Health chiefs in the Canaries have previously asked people not to panic and have assured that the island’s hospitals and medical staff have all the expertise and updated training necessary to deal with coronavirus cases.
This brings the current number of global sufferers up to 80,248 at the time of writing.
Meanwhile, the virus is now raging through Europe, with Italy being one of the most severely affected regions.
There are currently 231 confirmed cases in the country, with seven fatalities since Friday.
The Italian government has sent infected regions, mostly in the north of the country, into quarantine with severe consequences for those who go against official advice.
The FCO states: “If you are already in the regions affected you should follow the instructions of local authorities.”
Meanwhile, the World Health Organisation has offered insight for those who are staying in hotels during the epidemic.
“Being on travel in a hotel room is similarly an issue of practising personal protection measures,” explains Dr Carmen Dolea, Head, IHR Secretariat at the World Health Organisation.

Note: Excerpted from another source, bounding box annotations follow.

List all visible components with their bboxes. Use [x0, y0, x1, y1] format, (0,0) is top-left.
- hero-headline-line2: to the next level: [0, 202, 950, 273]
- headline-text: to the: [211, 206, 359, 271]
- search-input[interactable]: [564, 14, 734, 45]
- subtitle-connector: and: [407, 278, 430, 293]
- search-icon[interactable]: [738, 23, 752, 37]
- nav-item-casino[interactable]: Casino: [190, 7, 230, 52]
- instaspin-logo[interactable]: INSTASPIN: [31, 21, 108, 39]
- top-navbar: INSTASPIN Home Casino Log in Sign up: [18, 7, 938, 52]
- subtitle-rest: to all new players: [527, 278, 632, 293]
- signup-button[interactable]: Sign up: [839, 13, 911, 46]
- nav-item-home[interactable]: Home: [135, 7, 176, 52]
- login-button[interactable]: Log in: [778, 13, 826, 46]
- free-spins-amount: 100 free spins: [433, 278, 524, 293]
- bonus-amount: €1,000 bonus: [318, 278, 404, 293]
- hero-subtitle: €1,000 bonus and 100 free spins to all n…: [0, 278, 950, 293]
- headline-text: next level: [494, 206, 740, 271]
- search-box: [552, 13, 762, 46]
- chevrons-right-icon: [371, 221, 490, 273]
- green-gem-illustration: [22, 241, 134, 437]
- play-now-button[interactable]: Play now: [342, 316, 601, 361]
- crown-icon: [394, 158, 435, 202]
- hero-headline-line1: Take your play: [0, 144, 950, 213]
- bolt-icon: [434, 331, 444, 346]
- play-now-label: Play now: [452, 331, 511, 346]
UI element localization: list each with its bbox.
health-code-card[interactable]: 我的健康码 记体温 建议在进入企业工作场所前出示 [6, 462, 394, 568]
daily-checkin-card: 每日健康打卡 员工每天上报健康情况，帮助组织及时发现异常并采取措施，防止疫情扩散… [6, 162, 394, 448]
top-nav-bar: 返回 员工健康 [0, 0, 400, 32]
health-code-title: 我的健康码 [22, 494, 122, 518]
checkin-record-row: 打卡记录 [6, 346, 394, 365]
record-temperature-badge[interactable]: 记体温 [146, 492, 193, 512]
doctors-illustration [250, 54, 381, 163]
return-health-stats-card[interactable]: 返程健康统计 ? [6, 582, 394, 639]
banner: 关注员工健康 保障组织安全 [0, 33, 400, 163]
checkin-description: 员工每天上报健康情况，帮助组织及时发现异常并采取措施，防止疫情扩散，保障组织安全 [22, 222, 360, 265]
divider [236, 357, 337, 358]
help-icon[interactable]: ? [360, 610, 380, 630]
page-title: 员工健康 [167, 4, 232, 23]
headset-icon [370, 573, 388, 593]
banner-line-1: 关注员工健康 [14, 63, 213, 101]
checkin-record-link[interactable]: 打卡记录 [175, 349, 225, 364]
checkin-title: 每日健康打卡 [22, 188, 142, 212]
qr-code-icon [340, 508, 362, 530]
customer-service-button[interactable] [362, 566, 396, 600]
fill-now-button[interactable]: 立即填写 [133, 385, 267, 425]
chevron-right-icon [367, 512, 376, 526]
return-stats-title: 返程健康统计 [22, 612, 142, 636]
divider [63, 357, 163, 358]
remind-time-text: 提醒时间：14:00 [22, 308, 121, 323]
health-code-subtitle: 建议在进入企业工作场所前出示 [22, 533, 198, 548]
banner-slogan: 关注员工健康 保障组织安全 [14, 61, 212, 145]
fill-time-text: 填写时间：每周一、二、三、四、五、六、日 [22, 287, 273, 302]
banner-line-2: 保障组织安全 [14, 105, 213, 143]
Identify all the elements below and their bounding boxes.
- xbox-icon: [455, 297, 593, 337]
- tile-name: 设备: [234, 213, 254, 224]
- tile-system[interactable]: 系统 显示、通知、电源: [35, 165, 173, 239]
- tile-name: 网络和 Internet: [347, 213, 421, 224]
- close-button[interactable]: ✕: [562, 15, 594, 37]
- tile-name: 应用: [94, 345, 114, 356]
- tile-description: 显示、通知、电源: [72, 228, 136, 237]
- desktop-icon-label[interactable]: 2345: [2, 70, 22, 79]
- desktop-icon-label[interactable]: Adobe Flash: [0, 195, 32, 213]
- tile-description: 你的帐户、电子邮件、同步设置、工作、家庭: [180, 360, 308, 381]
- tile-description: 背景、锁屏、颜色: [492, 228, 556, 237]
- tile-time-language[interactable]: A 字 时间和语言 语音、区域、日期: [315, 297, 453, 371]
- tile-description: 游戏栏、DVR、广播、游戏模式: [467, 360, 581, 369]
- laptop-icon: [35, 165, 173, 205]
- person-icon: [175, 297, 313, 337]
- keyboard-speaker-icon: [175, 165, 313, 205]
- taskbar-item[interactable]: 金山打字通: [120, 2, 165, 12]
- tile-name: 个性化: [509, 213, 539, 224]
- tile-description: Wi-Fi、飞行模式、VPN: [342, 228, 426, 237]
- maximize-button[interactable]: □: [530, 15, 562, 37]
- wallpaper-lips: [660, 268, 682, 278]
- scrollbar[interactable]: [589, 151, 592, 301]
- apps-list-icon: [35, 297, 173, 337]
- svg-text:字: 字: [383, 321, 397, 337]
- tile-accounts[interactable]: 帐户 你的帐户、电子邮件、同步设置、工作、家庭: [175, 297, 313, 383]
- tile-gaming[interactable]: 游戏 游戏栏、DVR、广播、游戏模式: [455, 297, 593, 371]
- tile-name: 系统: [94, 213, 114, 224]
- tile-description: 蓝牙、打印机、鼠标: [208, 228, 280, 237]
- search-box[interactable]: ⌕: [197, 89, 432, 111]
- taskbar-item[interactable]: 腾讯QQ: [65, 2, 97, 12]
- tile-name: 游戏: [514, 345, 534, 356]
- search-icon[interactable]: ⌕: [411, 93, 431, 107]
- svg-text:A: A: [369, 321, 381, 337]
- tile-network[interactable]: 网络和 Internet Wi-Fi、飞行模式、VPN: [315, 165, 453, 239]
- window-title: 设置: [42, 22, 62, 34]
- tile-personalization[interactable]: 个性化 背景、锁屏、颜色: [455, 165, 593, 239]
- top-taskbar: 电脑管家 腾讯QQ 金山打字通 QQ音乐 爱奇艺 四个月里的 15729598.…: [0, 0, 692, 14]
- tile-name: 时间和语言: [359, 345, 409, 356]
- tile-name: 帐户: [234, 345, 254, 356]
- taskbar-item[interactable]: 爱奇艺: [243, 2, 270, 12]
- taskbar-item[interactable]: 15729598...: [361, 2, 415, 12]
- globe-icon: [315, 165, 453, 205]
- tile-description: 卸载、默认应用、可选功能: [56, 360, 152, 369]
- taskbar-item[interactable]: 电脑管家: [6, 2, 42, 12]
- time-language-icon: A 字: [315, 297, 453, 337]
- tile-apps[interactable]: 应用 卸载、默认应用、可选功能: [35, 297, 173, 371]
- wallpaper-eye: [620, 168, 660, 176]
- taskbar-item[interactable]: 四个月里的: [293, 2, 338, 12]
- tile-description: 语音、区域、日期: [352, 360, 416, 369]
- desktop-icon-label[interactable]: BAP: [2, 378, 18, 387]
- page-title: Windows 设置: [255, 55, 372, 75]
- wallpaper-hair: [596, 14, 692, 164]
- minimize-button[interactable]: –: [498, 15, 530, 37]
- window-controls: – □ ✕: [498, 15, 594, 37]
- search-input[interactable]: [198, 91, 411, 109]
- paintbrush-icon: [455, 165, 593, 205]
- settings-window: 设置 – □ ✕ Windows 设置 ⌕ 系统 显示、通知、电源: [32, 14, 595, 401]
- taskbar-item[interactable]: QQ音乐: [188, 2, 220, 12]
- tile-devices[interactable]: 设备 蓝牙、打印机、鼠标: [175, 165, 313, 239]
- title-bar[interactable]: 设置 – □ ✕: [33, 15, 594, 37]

AN
“So, you should be careful to wash the hands properly, to use alcohol-based hand rub, make sure that the food hygiene practises are also taken into account.”
Dr Dolea adds: “There is no specific requirement for being in a hotel than being in any other place while being a traveller.
“Similar protection for regular people or regular travellers have to be taken as if for any other type of respiratory infection.”
The Centre for Disease Control and Prevention adds: “Avoid touching your eyes, nose, and mouth with unwashed hands.”